这个案件提醒了一个非常实际的问题:“真实签名”并不等于“真实文件”。伪造文书可以表现为模仿他人签名,也可能表现为在他人已经签署的文件上,擅自填写、改变或增加未经授权的内容。对于土地授权书、公司授权书、空白合同、空白支票等文件而言,提前签名以后再交给他人补充内容,本身就可能产生很高的证据和交易风险。
五、土地授权书被伪造,不代表它当然属于“权利文书”
最高法院判决第4381/2541号还处理了一个容易混淆的问题。案件中,被告先在土地买卖合同中伪造土地所有人的签名。约八个月后,又伪造该土地所有人在授权书上的签名,并使用这份假授权书申请办理土地所有权转移登记。
最高法院认为,两次行为相隔八个多月,而且没有证据表明两次行为从一开始就是基于同一个连续目的,因此属于分别实施、分别产生犯罪意思的行为。但法院同时纠正了下级法院对“授权书”性质的判断。泰国刑法中的“权利文书”是能够证明权利设立、变更、转让、保留或消灭的文书。普通授权书只是证明一个人授权另一个人代为进行法律行为,本身并不直接设立或转移土地权利。因此,法院认为本案中的授权书属于普通文书,而不是因为它涉及土地,就自动成为“权利文书”。
这一点在不动产案件中非常重要。文件涉及土地,不等于文件本身就是土地权利凭证。刑事责任的判断仍然需要看具体文件的法律功能,而不能只根据文件出现在哪一种交易中来分类。
六、偷走地契、制作假授权书、再办理附回赎权买卖,可能被视为一个连续计划
最高法院判决第3438/2566号提供了一个很好的对照。该案涉及取得受害人的土地权属文件,随后制作虚假的土地授权书(ท.ค.21),再使用该授权书向主管机关办理土地的ขายฝาก,即附回赎权买卖。
与第4381/2541号不同,法院从案件起诉事实中认为,取得地契、制作假授权书以及使用授权书办理土地交易,是连续发生的一系列行为,其共同目的都是为了最终完成该土地的ขายฝาก交易。因此,法院按照一个连续目的下的行为来评价相关犯罪。

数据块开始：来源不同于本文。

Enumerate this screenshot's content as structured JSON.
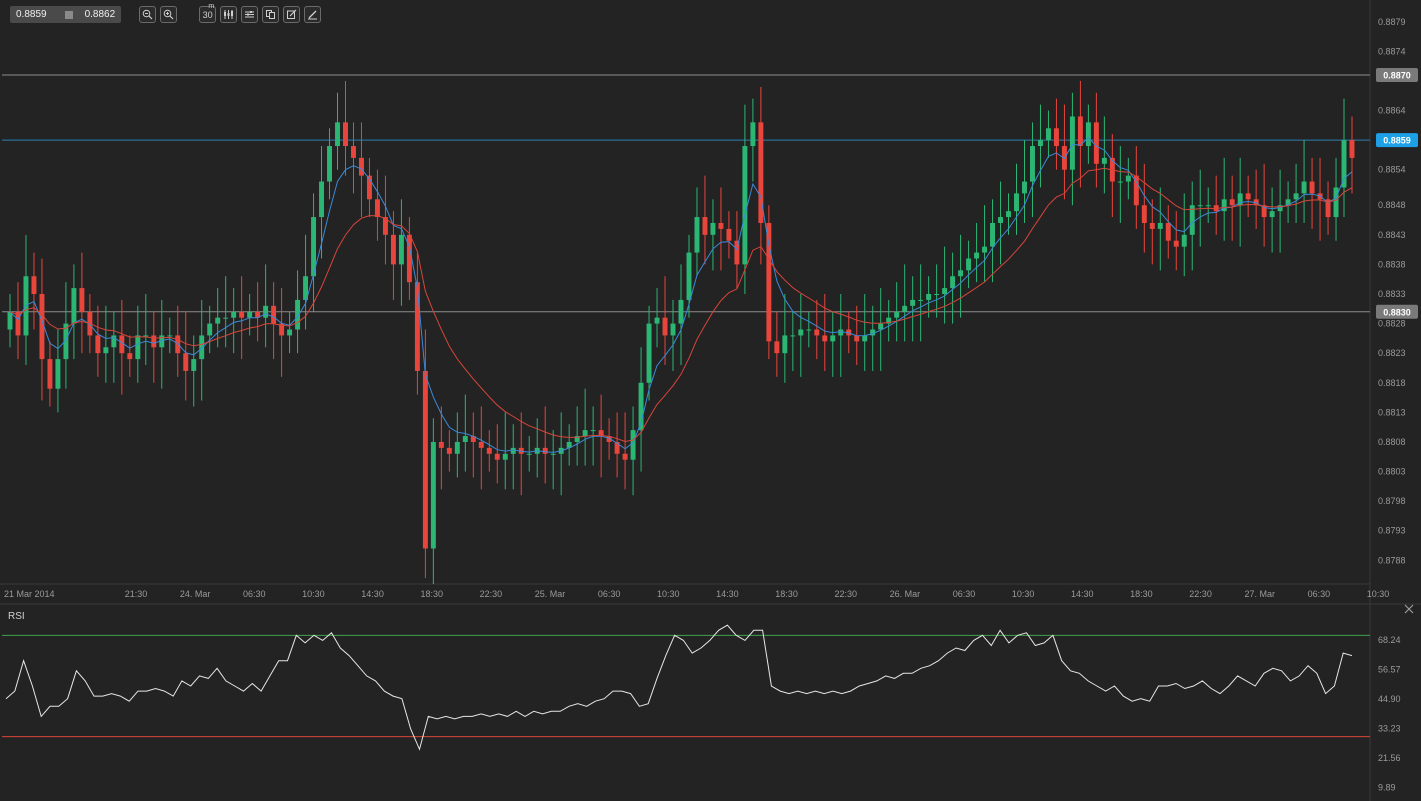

把这两个案件放在一起,可以看到一个经常被忽视的问题:多个虚假文件和多个操作步骤,究竟属于几个独立行为,并不能只靠数文件数量来判断。
法院还会看行为发生的时间、彼此之间的联系以及行为人是否从一开始就存在同一个目的。
在复杂的不动产欺诈中,同样是“伪造授权书+办理土地登记”,案件事实之间的一点差异,就可能影响犯罪行为最终如何被评价。
七、本人同意别人代签,也不意味着一定没有刑事责任
最高法院判决第5612/2567号,是近年来关于“本人同意代签”非常有代表性的判例。案件涉及合作社贷款。借款人知道并同意他人替自己填写贷款资料并伪造自己的签名,之后本人也实际取得了贷款。贷款后来甚至已经全部偿还。因此,从借款人自己的角度看,他并没有因为这个假签名遭受损失。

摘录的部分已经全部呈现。